Moralité: si épreuve de force il doit y avoir dans le futur, c’est surtout dans le camp des discounters qu’il faut aller chercher les rivaux prêts à tordre le bras au glouton breton. À commencer par Aldi, Lidl* (13 magasins) et Colruyt (6). La soudaine irruption de Leclerc est-elle synonyme de (mauvaise) surprise pour eux? «Le retail est un monde concurrentiel, nous sommes donc habitués au ‘va-et-vient’ des concurrents», pose placidement le directeur régional du belge Colruyt, Jean-Christophe Burlet. «Nous comprenons que des concurrents s’intéressent au marché luxembourgeois.»

«Il y a de la place pour tout le monde», abonde le managing director pour Aldi Luxembourg, Pierre-Alexandre Rocour. «L’arrivée de Leclerc n’est vue ni positivement ni négativement. Quand un nouvel acteur se présente, que ce soit sur le territoire grand-ducal ou dans d’autres pays où nous sommes présents, on continue à suivre notre philosophie et notre stratégie de discounter, avec notre propre chemin.»

«Pour Colruyt, peu de choses changeront», reprend Jean-Christophe Burlet, «nous continuerons toujours à faire ce que nous faisons, c’est-à-dire offrir les meilleurs prix à nos clients, pour chaque produit, à chaque instant.»

«Si les clients n’adhèrent pas…»

En plus des prix, les professionnels interrogés s’attendent à ce que Leclerc use de «marqueurs forts» sur l’image et sur la publicité-produits. «Ils devraient faire un copier-coller» des pratiques commerciales et plans d’attaque observés en France, suggère-t-on.

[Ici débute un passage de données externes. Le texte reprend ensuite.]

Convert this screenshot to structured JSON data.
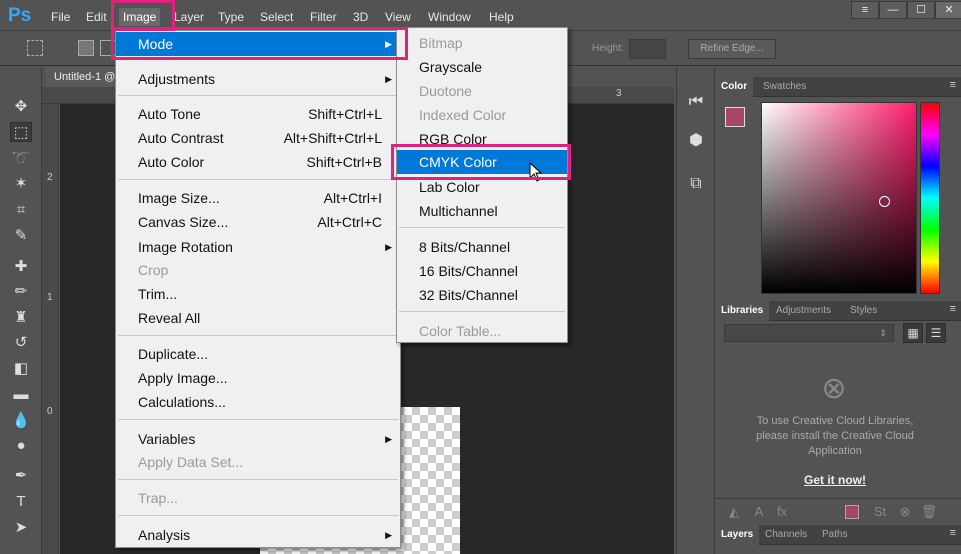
{
  "app": {
    "logo": "Ps"
  },
  "menubar": [
    "File",
    "Edit",
    "Image",
    "Layer",
    "Type",
    "Select",
    "Filter",
    "3D",
    "View",
    "Window",
    "Help"
  ],
  "window_controls": [
    "≡",
    "—",
    "☐",
    "✕"
  ],
  "options_bar": {
    "height_label": "Height:",
    "refine_edge": "Refine Edge..."
  },
  "document_tab": "Untitled-1 @",
  "rulers": {
    "top": [
      "3"
    ],
    "left": [
      "2",
      "1",
      "0"
    ]
  },
  "image_menu": {
    "items": [
      {
        "label": "Mode",
        "shortcut": "",
        "submenu": true,
        "disabled": false
      },
      {
        "label": "Adjustments",
        "shortcut": "",
        "submenu": true,
        "disabled": false
      },
      {
        "label": "Auto Tone",
        "shortcut": "Shift+Ctrl+L",
        "submenu": false,
        "disabled": false
      },
      {
        "label": "Auto Contrast",
        "shortcut": "Alt+Shift+Ctrl+L",
        "submenu": false,
        "disabled": false
      },
      {
        "label": "Auto Color",
        "shortcut": "Shift+Ctrl+B",
        "submenu": false,
        "disabled": false
      },
      {
        "label": "Image Size...",
        "shortcut": "Alt+Ctrl+I",
        "submenu": false,
        "disabled": false
      },
      {
        "label": "Canvas Size...",
        "shortcut": "Alt+Ctrl+C",
        "submenu": false,
        "disabled": false
      },
      {
        "label": "Image Rotation",
        "shortcut": "",
        "submenu": true,
        "disabled": false
      },
      {
        "label": "Crop",
        "shortcut": "",
        "submenu": false,
        "disabled": true
      },
      {
        "label": "Trim...",
        "shortcut": "",
        "submenu": false,
        "disabled": false
      },
      {
        "label": "Reveal All",
        "shortcut": "",
        "submenu": false,
        "disabled": false
      },
      {
        "label": "Duplicate...",
        "shortcut": "",
        "submenu": false,
        "disabled": false
      },
      {
        "label": "Apply Image...",
        "shortcut": "",
        "submenu": false,
        "disabled": false
      },
      {
        "label": "Calculations...",
        "shortcut": "",
        "submenu": false,
        "disabled": false
      },
      {
        "label": "Variables",
        "shortcut": "",
        "submenu": true,
        "disabled": false
      },
      {
        "label": "Apply Data Set...",
        "shortcut": "",
        "submenu": false,
        "disabled": true
      },
      {
        "label": "Trap...",
        "shortcut": "",
        "submenu": false,
        "disabled": true
      },
      {
        "label": "Analysis",
        "shortcut": "",
        "submenu": true,
        "disabled": false
      }
    ]
  },
  "mode_submenu": {
    "items": [
      {
        "label": "Bitmap",
        "disabled": true
      },
      {
        "label": "Grayscale",
        "disabled": false
      },
      {
        "label": "Duotone",
        "disabled": true
      },
      {
        "label": "Indexed Color",
        "disabled": true
      },
      {
        "label": "RGB Color",
        "disabled": false
      },
      {
        "label": "CMYK Color",
        "disabled": false
      },
      {
        "label": "Lab Color",
        "disabled": false
      },
      {
        "label": "Multichannel",
        "disabled": false
      },
      {
        "label": "8 Bits/Channel",
        "disabled": false
      },
      {
        "label": "16 Bits/Channel",
        "disabled": false
      },
      {
        "label": "32 Bits/Channel",
        "disabled": false
      },
      {
        "label": "Color Table...",
        "disabled": true
      }
    ]
  },
  "color_panel": {
    "tabs": [
      "Color",
      "Swatches"
    ],
    "foreground": "#a8466a",
    "background": "#ffffff"
  },
  "libraries_panel": {
    "tabs": [
      "Libraries",
      "Adjustments",
      "Styles"
    ],
    "message": "To use Creative Cloud Libraries, please install the Creative Cloud Application",
    "link": "Get it now!"
  },
  "layers_panel": {
    "tabs": [
      "Layers",
      "Channels",
      "Paths"
    ]
  },
  "colors": {
    "highlight": "#0078d7",
    "annotation": "#e0227f"
  }
}
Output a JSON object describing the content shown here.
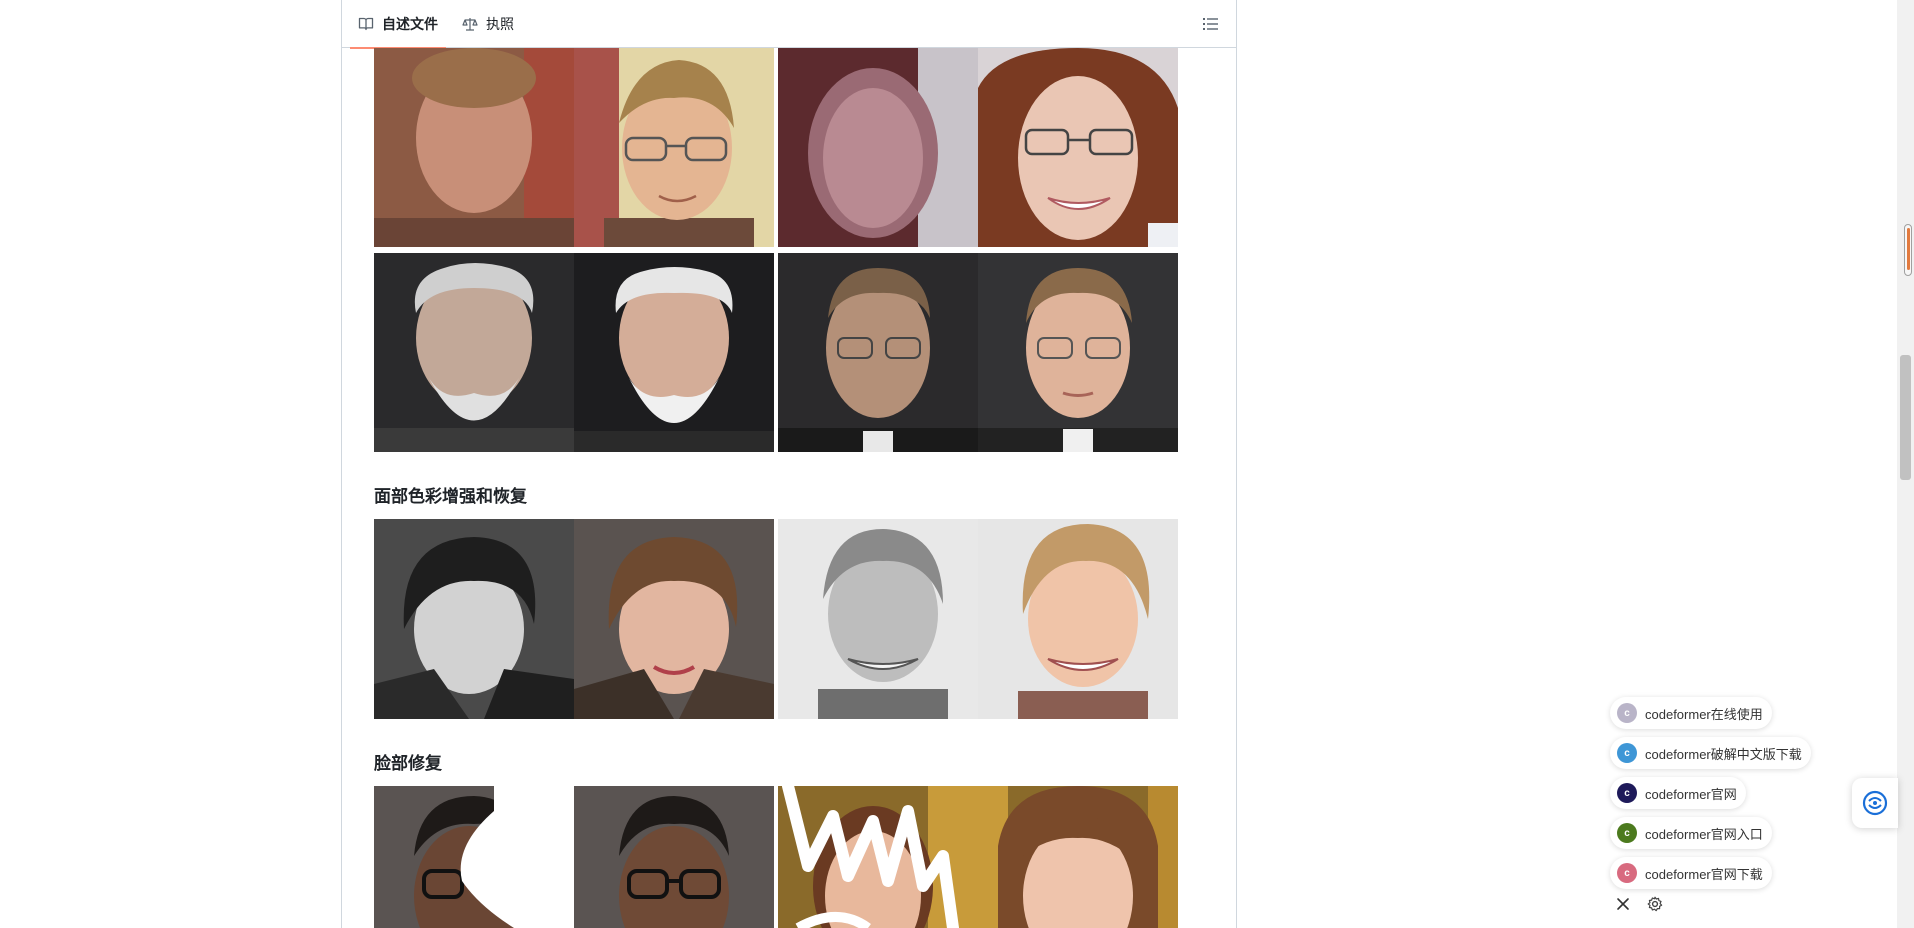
{
  "tabs": [
    {
      "label": "自述文件",
      "icon": "book-icon"
    },
    {
      "label": "执照",
      "icon": "scale-icon"
    }
  ],
  "toc_icon": "list-icon",
  "sections": [
    {
      "title": "面部色彩增强和恢复"
    },
    {
      "title": "脸部修复"
    }
  ],
  "images": [
    {
      "caption": "",
      "kind": "face-comparison"
    }
  ],
  "suggestions": [
    {
      "label": "codeformer在线使用",
      "avatar": "c",
      "color": "#b9b4c8"
    },
    {
      "label": "codeformer破解中文版下载",
      "avatar": "c",
      "color": "#3e96d6"
    },
    {
      "label": "codeformer官网",
      "avatar": "c",
      "color": "#1e1a5a"
    },
    {
      "label": "codeformer官网入口",
      "avatar": "c",
      "color": "#4c7a1e"
    },
    {
      "label": "codeformer官网下载",
      "avatar": "c",
      "color": "#d86a7f"
    }
  ],
  "floating_controls": {
    "close": "close-icon",
    "settings": "gear-icon",
    "assistant": "assistant-icon"
  }
}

Mais «la France n’est pas le Luxembourg», prévient-on également, à l’image de Pierre-Alexandre Rocour: «Il faut savoir quelles seront les orientations prises et quelle sera la réponse des clients sur le terrain. On peut arriver avec la meilleure idée de discounter, si les clients n’adhèrent pas aux produits, n’adhèrent pas à l’image, n’adhèrent pas à la marque, ce n’est pas un gage de réussite.»

Alors? Projet aventureux? Ou au contraire nouvelle success story annoncée pour Leclerc? Dans le retail luxembourgeois, le bal des questions ne fait que commencer.

(*) Contactée, l’enseigne allemande n’avait pas donné suite au moment de la publication de cet article.